WASHINGTON (July 13, 2026) – Today, President Trump modified the Bears Ears National Monument and Grand Staircase-Escalante National Monument to restore multiple use management, including grazing, to more than 2 million acres. The National Cattlemen’s Beef Association (NCBA) and Public Lands Council (PLC) have been working for over a decade to protect livestock grazing in an area that has been devastated by repeated misuse of the Antiquities Act that jeopardized grazing and with a midnight order at the end of the Obama administration.
“Revisions of the boundaries of the Bears Ears and Grand Staircase-Escalante National Monuments is welcome news for Utah communities and livestock producers who have fought for years to protect erosion of access to grazeable acres in the area,” said NCBA Executive Director of Natural Resources and PLC Executive Director Kaitlynn Glover. “Protecting special areas and safeguarding cultural and economic productivity should not be at odds, but the Obama and Biden administrations ignored both the voices of Utah and the Antiquities Act that both called for direction to designate discrete areas, not whole landscapes.
While the monument management plans under previous administrations left the door open to some grazing, constrained access to grazing had rippling impacts.
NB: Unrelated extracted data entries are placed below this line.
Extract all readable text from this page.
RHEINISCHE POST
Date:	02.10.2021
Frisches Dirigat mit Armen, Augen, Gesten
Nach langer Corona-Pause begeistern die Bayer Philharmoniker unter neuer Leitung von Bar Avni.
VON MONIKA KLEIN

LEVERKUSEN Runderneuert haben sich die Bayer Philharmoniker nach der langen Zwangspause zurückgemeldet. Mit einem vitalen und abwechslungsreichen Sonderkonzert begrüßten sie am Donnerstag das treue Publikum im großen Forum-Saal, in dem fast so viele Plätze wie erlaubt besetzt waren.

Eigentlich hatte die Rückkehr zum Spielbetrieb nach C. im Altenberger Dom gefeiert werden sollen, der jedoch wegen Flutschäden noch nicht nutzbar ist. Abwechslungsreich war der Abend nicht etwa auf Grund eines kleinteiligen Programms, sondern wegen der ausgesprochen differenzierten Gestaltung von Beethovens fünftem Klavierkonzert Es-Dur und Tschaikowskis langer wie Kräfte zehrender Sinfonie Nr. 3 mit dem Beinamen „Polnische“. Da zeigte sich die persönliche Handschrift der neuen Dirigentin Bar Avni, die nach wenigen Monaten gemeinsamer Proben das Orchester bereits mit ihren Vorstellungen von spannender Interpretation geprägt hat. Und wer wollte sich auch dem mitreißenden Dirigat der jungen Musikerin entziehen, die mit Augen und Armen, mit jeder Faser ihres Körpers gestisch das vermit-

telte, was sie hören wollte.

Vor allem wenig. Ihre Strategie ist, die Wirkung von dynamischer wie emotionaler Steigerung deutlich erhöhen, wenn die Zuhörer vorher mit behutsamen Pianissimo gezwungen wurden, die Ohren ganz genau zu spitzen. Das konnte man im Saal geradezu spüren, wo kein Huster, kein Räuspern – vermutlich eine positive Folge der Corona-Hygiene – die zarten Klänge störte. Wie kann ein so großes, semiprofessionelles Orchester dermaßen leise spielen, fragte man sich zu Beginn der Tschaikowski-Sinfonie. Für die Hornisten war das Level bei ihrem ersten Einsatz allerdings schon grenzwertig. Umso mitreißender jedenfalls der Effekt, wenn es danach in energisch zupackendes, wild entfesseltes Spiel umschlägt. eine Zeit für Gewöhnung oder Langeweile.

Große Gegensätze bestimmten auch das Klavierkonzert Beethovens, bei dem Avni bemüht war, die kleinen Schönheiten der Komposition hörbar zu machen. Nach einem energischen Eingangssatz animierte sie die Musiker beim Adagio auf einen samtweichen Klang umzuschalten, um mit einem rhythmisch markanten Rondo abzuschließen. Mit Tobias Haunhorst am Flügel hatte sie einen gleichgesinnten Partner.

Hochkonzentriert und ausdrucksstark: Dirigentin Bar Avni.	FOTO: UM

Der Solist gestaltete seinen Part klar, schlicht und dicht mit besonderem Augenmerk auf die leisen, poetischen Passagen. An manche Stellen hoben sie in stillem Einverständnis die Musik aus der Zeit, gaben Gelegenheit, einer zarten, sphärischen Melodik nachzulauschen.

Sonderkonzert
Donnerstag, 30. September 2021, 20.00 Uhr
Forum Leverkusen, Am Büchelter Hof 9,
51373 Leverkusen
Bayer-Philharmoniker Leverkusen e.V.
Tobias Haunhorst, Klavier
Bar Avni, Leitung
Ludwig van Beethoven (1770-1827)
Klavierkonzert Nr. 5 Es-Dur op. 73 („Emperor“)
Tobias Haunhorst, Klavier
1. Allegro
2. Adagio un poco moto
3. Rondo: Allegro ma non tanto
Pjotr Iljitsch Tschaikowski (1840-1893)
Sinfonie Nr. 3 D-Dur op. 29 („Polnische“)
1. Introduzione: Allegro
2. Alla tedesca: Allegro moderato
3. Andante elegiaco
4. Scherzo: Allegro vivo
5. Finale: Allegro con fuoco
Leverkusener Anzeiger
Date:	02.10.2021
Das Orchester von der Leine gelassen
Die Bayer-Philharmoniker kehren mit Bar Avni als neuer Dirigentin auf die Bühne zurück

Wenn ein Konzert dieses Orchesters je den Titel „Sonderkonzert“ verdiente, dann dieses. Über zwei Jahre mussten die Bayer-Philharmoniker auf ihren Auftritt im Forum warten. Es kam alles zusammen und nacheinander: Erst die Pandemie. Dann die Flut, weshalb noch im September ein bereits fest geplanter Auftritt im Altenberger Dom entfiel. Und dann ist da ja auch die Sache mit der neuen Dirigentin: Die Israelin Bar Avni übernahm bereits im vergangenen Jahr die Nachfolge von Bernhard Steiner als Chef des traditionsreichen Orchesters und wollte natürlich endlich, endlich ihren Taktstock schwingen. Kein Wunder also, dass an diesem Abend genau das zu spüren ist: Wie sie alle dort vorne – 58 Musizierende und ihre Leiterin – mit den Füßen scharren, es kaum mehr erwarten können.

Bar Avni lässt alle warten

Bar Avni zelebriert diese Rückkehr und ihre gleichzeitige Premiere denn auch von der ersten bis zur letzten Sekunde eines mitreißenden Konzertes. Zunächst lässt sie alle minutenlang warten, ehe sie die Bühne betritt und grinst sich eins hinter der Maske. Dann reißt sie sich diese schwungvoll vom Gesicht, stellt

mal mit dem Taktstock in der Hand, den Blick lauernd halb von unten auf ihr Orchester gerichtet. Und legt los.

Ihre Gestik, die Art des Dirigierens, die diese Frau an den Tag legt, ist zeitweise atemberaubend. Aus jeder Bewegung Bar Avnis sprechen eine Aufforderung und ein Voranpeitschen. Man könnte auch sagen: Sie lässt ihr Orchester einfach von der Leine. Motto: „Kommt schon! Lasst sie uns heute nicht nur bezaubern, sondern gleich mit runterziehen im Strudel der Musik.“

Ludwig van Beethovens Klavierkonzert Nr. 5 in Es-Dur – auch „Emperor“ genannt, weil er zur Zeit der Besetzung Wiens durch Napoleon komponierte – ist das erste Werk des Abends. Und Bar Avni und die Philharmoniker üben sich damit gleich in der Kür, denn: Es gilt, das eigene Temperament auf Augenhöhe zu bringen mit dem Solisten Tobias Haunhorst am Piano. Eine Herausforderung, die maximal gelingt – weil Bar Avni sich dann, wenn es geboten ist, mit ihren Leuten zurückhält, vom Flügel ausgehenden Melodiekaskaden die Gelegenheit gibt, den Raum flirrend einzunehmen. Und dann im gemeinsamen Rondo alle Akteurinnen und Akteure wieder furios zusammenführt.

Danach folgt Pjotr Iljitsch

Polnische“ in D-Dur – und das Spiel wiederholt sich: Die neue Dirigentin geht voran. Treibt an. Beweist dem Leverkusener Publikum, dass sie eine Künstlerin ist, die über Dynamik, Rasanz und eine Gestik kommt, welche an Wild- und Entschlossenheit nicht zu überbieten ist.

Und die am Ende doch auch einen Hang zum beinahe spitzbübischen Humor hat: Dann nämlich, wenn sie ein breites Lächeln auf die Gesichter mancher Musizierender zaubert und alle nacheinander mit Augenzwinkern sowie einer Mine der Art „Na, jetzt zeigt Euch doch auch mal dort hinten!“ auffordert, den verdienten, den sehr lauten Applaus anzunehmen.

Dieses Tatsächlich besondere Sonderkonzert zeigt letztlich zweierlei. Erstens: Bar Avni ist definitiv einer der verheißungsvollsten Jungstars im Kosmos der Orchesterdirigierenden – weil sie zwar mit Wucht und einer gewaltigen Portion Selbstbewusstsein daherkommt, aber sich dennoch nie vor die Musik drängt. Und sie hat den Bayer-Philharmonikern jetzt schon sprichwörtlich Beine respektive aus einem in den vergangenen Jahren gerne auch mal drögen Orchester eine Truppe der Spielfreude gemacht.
In 2015, the University of Utah showed that unutilized Animal Unit Months (AUMs) as a part of the monument management plan cost two Utah counties more than $9 million in lost productivity – a loss which is crippling to rural communities already challenged by lack of property tax due to federal land ownership.
“NCBA and PLC thank the Trump administration for once again making clear that protecting unique landscapes can be done without locking up an area twice the size of Delaware. History is clear: when monuments are designated, livestock grazing is removed, and landscape health and communities suffer,” said Glover.